Большой Рон напрягся на своей кровати, когда его имя объявили по стадиону. Овация была столь мощной, что, по-моему, затрепетали занавески. Потом объявили имена остальных игроков, потом баскетбольный сезон закончился, и пластинка стала вещать про Выпускной бал; выдала голос Э. Э. Каммингса — тот читал студентам стихи (стихотворение, тишина, аплодисменты), — и, наконец, последовал финал:

— В кампусе в эти дни царит тишина. Для нескольких тысяч молодых людей наступает торжественный и одно временно грустный момент. И для родителей этот день очень памятный. Сегодня, 7 июня 1957 года, в этот пре красный летний день несколько тысяч молодых американцев прощаются со своим кампусом в Коламбусе. Для них это самый волнующий день в их жизни. Мы вступаем в новый мир, покидая эти гостеприимные, увитые плющом стены. Мы уходим во взрослую жизнь, но память о днях, проведенных в Коламбусе, станет фундаментом нашей жизни. Мы станем мужьями и женами, мы будем работать, растить детей и внуков — но мы никогда не забудем тебя, университет Огайо. Мы пронесем память о тебе, университет Огайо, через всю нашу жизнь...

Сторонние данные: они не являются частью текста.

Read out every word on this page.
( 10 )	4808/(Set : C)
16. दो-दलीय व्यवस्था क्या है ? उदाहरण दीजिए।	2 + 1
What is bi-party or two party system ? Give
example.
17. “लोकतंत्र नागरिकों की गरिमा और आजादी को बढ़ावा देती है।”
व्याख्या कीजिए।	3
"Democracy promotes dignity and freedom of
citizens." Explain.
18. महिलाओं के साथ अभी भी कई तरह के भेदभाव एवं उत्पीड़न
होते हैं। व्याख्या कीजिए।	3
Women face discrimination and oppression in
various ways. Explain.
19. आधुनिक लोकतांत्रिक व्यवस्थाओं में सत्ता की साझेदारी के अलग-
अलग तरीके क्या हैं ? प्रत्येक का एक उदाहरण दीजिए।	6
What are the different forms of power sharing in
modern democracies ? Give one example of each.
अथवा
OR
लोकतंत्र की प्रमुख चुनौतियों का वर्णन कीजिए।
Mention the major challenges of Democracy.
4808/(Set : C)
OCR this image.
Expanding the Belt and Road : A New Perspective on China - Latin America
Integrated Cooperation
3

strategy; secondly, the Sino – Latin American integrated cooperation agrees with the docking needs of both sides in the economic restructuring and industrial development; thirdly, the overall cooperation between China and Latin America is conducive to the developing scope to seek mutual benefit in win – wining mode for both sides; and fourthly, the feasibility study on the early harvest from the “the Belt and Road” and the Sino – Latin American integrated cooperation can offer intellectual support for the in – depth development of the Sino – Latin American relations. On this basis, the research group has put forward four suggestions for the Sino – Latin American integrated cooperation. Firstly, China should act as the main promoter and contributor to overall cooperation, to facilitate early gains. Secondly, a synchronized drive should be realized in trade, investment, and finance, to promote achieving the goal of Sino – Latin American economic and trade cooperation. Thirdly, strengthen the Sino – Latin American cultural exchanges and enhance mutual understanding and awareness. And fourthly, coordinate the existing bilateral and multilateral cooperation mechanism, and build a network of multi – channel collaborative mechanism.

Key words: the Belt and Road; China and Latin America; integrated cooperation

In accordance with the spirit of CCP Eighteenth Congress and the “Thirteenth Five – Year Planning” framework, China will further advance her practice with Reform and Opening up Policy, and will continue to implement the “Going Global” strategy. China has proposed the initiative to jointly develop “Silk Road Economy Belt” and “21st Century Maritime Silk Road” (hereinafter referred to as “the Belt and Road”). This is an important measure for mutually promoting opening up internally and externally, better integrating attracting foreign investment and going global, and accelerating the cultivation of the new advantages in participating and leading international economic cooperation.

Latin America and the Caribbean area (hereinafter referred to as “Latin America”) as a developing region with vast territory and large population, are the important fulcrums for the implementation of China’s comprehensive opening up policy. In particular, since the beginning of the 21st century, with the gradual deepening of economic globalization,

Медленно, тихо, университетский оркестр начинает играть «Альма Матер». А потом нежно вступают колокола.

Когда Голос вновь прорезался, на жилистых руках Рона появилась «гусиная кожа»:

— Мы посвящаем себя тебе, мир, мы пришли сюда в поисках Жизни. А тебе, университет Огайо, тебе, Коламбус, мы говорим «спасибо» и «прощай». Мы будем скучать по тебе осенью, зимой, весной, — но настанет день, и мы вернемся. До встречи, университет Огайо, прощай, Коламбус... прощай, Коламбус... прощай...

Глаза у Рона были закрыты. Оркестр разгрузил последний грузовик ностальгии и я, стараясь ступать в ногу с 2163 выпускниками 1957 года, на цыпочках вышел из комнаты.

Я закрыл за собой дверь, но потом не вытерпел, распахнул ее и взглянул на Рона. Тот все еще напевал «Коламбус». «Так вот он какой, мой шурин!» — подумал я.